UWAB researchers search for exoplanets with both ground-based and space-based telescopes, and have pioneered new techniques for finding and characterizing planets. These include using gravitational interactions between transiting planets, which is being applied to data from NASA’s Kepler mission to discover planets that are only slightly more massive than the Earth. UWAB students have applied sophisticated statistical methods with stellar models to obtain near Kepler-like photometry with data from the poorer-precision successor mission, K2. The Spitzer Space Telescope has also been used by UWAB faculty and students to produce the first thermal infrared map of a giant exoplanet.

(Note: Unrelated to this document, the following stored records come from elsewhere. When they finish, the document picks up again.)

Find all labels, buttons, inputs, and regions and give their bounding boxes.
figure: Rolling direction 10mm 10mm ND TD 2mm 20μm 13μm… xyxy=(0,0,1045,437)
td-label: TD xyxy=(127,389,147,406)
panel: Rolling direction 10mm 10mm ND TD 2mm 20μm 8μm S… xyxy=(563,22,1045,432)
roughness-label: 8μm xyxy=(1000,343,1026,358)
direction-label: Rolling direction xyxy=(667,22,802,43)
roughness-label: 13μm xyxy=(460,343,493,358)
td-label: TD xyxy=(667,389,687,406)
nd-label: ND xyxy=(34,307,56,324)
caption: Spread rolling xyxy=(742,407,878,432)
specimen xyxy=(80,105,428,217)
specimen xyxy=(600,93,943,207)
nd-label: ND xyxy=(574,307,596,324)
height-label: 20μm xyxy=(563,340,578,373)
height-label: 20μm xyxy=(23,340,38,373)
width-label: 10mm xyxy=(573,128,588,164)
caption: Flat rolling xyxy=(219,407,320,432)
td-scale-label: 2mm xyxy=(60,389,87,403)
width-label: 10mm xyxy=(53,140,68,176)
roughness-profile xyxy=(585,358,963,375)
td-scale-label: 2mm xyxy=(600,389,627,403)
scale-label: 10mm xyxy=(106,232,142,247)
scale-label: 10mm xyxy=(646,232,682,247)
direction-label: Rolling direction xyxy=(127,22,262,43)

Habitability And Biosignatures

The UWAB community also encompasses the Virtual Planetary Laboratory (VPL) team of the NASA Astrobiology Institute and Nexus for Exoplanet System Science, NExSS. This interdisciplinary team focuses on understanding exoplanet habitability and biosignatures. To do this, UWAB faculty and students — with national and international collaborators — use a comprehensive suite of VPL and individually-developed computer models to simulate the formation, orbits, tides, atmospheres, and atmospheric evolution of extra-solar planets. These computer models, in combination with astronomical and planetary observations, explore the effects on habitability of radiative and gravitational interactions between a terrestrial planet, its parent star, and other planets in its planetary system. UWAB faculty and students also use computer models, laboratory measurements, and field work to explore the interplay between life and its environment, to learn how to identify biosignatures using exoplanet spectra.

Planets Around M Dwarfs: The First Opportunity To Characterize Potentially Habitable Exoplanets

Credit: NASA, ESA, and STScI

The first opportunity to use observations to characterize small exoplanetary environments for signs of habitability — and perhaps even biosignatures — will be with the James Webb Space Telescope, which will observe small planets orbiting nearby M dwarf stars, which are smaller, cooler, redder, and much more abundant than stars like our Sun. JWST will provide UWAB researchers and the exoplanet community the opportunity to test and refine computer models, confirm or disprove theories and hypotheses about the alien environments that may exist around M dwarf stars, and likely surprise us with unexpected environments. The detection of habitable environments or biosignatures around these alien stars would provide new insight into the distribution of and potential for life in the Universe.